6 décembre 2017
Regroupement 4 villes : 20 décembre, date limite pour signer la pétition
Par: L'Oeil Régional

Depuis les années 1990 et même antérieurement, de nombreux regroupements ont été effectués à travers le Québec. De 2001 à 2003, 43 fusions se sont ajoutées soit par l’adoption d’une loi de l’Assemblée nationale (loi 170) ou par décret du Conseil des ministres.

De ce nombre, une dizaine de regroupements ont été transformés, avec plus ou moins de succès, en agglomérations quelques années plus tard pour conserver aux grandes villes centre, notamment Montréal, Québec et Longueuil la responsabilité des intérêts collectifs. Toutefois, on oublie que, sauf exception, les autres regroupements ont été confirmés par 89 référendums, dont les villes de Saint-Hyacinthe, Saint-Jérôme, Shawinigan, Sherbrooke, Trois-Rivières, Saguenay et Saint-Jean-sur-Richelieu. Ces regroupements se caractérisent par leur taille moyenne, la concentration des villes d’origine sur un territoire essentiellement urbain, ainsi qu’une signature régionale reconnue. Contrairement à nous, ces nouvelles villes, faisant preuve de maturité politique ont éliminé leurs divisions et rivalités passées pour unir leurs forces.
Considérant les éléments techniques, de gestion et de planification qui favorisent un regroupement, ainsi que le rayonnement régional et le poids politique accrus qui en découleraient, chacune de nos villes y gagnerait à parler d’une seule voix. De son côté, en 2017, la société civile est déjà unifiée à travers toutes ses composantes, et ce, indifféremment des limites artificielles des villes.
Malheureusement, un manque flagrant d’information de base prévaut quant aux avantages et aux modalités d’un regroupement versus les inconvénients du statu quo. Les préjugés tiennent souvent lieu de certitudes. Côté politique, le sujet n’est pas prioritaire, ou ignoré faute de pression populaire.
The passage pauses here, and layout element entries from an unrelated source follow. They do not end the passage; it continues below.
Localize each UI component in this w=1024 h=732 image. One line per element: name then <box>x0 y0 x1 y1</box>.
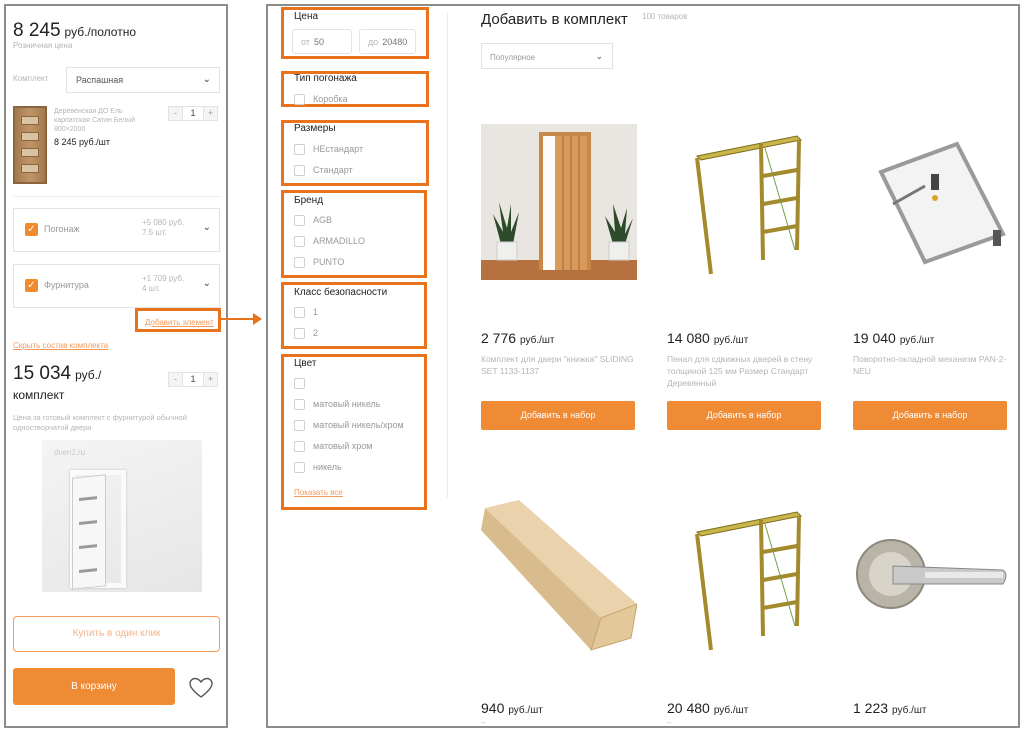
checkbox-icon <box>294 419 305 431</box>
hide-kit-link[interactable]: Скрыть состав комплекта <box>13 341 108 350</box>
checkbox-icon <box>294 306 305 318</box>
add-to-cart-button[interactable]: В корзину <box>13 668 175 705</box>
minus-button[interactable]: - <box>169 107 182 120</box>
checkbox-icon <box>294 256 305 268</box>
kit-label: Комплект <box>13 74 49 83</box>
price-from-input[interactable]: от 50 <box>292 29 352 54</box>
checkbox-icon <box>294 93 305 105</box>
product-image[interactable] <box>667 500 823 656</box>
arrow-head <box>253 313 262 325</box>
product-image[interactable] <box>853 124 1009 280</box>
filter-option[interactable]: никель <box>294 461 342 473</box>
product-price: 19 040 руб./шт <box>853 330 935 346</box>
show-all-link[interactable]: Показать все <box>294 488 343 497</box>
highlight-add-element <box>135 308 221 332</box>
checkbox-icon <box>294 327 305 339</box>
door-thumbnail <box>13 106 47 184</box>
filter-option[interactable]: ARMADILLO <box>294 235 365 247</box>
product-image[interactable] <box>481 124 637 280</box>
product-price: 14 080 руб./шт <box>667 330 749 346</box>
product-name: Деревенская ДО Ель карпатская Сатин Белы… <box>54 108 136 133</box>
checkbox-checked-icon[interactable]: ✓ <box>25 279 38 292</box>
product-price: 2 776 руб./шт <box>481 330 555 346</box>
filter-option[interactable] <box>294 377 313 389</box>
add-to-set-button[interactable]: Добавить в набор <box>853 401 1007 430</box>
buy-one-click-button[interactable]: Купить в один клик <box>13 616 220 652</box>
chevron-down-icon: ⌄ <box>595 51 603 61</box>
watermark: dveri1.ru <box>54 448 86 457</box>
filter-price-title: Цена <box>294 11 319 22</box>
heart-icon[interactable] <box>189 677 213 699</box>
add-to-set-button[interactable]: Добавить в набор <box>481 401 635 430</box>
filter-option[interactable]: НЕстандарт <box>294 143 363 155</box>
product-name[interactable]: – <box>667 718 671 726</box>
filter-option[interactable]: Стандарт <box>294 164 353 176</box>
plus-button[interactable]: + <box>204 373 217 386</box>
product-qty-stepper[interactable]: - 1 + <box>168 106 218 121</box>
filter-option[interactable]: 1 <box>294 306 318 318</box>
filter-option[interactable]: PUNTO <box>294 256 344 268</box>
filter-option[interactable]: матовый никель/хром <box>294 419 404 431</box>
checkbox-icon <box>294 164 305 176</box>
kit-select[interactable]: Распашная ⌄ <box>66 67 220 93</box>
chevron-down-icon[interactable]: ⌄ <box>203 222 211 233</box>
product-price: 1 223 руб./шт <box>853 700 927 716</box>
kit-description: Цена за готовый комплект с фурнитурой об… <box>13 413 187 432</box>
minus-button[interactable]: - <box>169 373 182 386</box>
kit-qty-stepper[interactable]: - 1 + <box>168 372 218 387</box>
add-to-kit-panel: Цена от 50 до 20480 Тип погонажа Коробка Р… <box>266 4 1020 728</box>
filter-option[interactable]: матовый хром <box>294 440 373 452</box>
door-price: 8 245 руб./полотно <box>13 20 137 41</box>
checkbox-icon <box>294 235 305 247</box>
option-hardware[interactable]: ✓ Фурнитура +1 709 руб. 4 шт. ⌄ <box>13 264 220 308</box>
product-name[interactable]: Поворотно-окладной механизм PAN-2-NEU <box>853 353 1009 377</box>
filter-brand-title: Бренд <box>294 195 324 206</box>
filter-option[interactable]: 2 <box>294 327 318 339</box>
chevron-down-icon[interactable]: ⌄ <box>203 278 211 289</box>
product-price: 940 руб./шт <box>481 700 543 716</box>
checkbox-icon <box>294 398 305 410</box>
checkbox-icon <box>294 214 305 226</box>
page-title: Добавить в комплект <box>481 11 628 28</box>
kit-total-price: 15 034 руб./ <box>13 363 102 384</box>
filter-option[interactable]: AGB <box>294 214 332 226</box>
price-subtitle: Розничная цена <box>13 41 73 50</box>
option-moulding[interactable]: ✓ Погонаж +5 080 руб. 7.5 шт. ⌄ <box>13 208 220 252</box>
kit-total-unit: комплект <box>13 388 65 402</box>
product-name[interactable]: Пенал для сдвижных дверей в стену толщин… <box>667 353 823 389</box>
product-name[interactable]: Комплект для двери "книжка" SLIDING SET … <box>481 353 637 377</box>
product-image[interactable] <box>667 124 823 280</box>
qty-value[interactable]: 1 <box>182 107 204 120</box>
checkbox-icon <box>294 440 305 452</box>
product-image[interactable] <box>481 500 637 656</box>
divider <box>13 196 220 197</box>
product-name[interactable]: – <box>481 718 485 726</box>
filter-option[interactable]: матовый никель <box>294 398 380 410</box>
product-price: 20 480 руб./шт <box>667 700 749 716</box>
checkbox-checked-icon[interactable]: ✓ <box>25 223 38 236</box>
checkbox-icon <box>294 461 305 473</box>
product-price: 8 245 руб./шт <box>54 137 111 147</box>
price-to-input[interactable]: до 20480 <box>359 29 416 54</box>
arrow-line <box>221 318 257 320</box>
plus-button[interactable]: + <box>204 107 217 120</box>
kit-image: dveri1.ru <box>42 440 202 592</box>
filter-moulding-title: Тип погонажа <box>294 73 357 84</box>
checkbox-icon <box>294 377 305 389</box>
product-count: 100 товаров <box>642 12 688 21</box>
add-to-set-button[interactable]: Добавить в набор <box>667 401 821 430</box>
filter-security-title: Класс безопасности <box>294 287 388 298</box>
chevron-down-icon: ⌄ <box>202 74 211 85</box>
filter-sizes-title: Размеры <box>294 123 336 134</box>
product-image[interactable] <box>853 500 1009 656</box>
sort-select[interactable]: Популярное ⌄ <box>481 43 613 69</box>
filter-option[interactable]: Коробка <box>294 93 348 105</box>
filter-color-title: Цвет <box>294 358 317 369</box>
qty-value[interactable]: 1 <box>182 373 204 386</box>
divider <box>447 12 448 498</box>
product-panel: 8 245 руб./полотно Розничная цена Комплек… <box>4 4 228 728</box>
checkbox-icon <box>294 143 305 155</box>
Il est à souhaiter qu’une majorité d’élus décideront de mettre cartes sur table pour informer adéquatement la population et lui permettre de se prononcer en connaissance de cause sur l’avenir de la région à long terme.
En 2001, la firme Raymond Chabot, Grant, Thornton a étudié un scénario regroupant Otterburn Park, Mont-Saint-Hilaire et Saint-Jean-Baptiste ainsi qu’un second scénario de six villes, ajoutant Belœil, McMasterville et Saint-Mathieu de Belœil aux précédentes. Les conclusions favorisaient les regroupements avec une préférence pour le dernier. Le rapport avait été déposé devant le conseil de Mont-Saint-Hilaire par le conseiller Yves Corriveau, mais l’élection municipale de novembre n’avait pas permis d’y donner suite. Le contexte actuel étant différent, les 30 nouveaux élus ne seraient-ils pas avisés de commander une nouvelle étude sur cet enjeu régional?
En tout état de cause, une pétition demandant au gouvernement de permettre aux citoyens par voie référendaire de se prononcer sur le regroupement de Belœil, Mont-Saint-Hilaire, McMasterville et Otterburn Park, a été lancée sur le site de l’Assemblée nationale par notre député local, Simon Jolin-Barrette. Une version papier est également en circulation sur des lieux publics. Plusieurs anciens et actuels élus de la région ont déjà appuyé ladite initiative dont un comité de soutien assurera le suivi.
J’invite les citoyens à signer ladite pétition avant le 20 décembre, afin de s’offrir un débat démocratique bénéfique pour toute la région en 2018.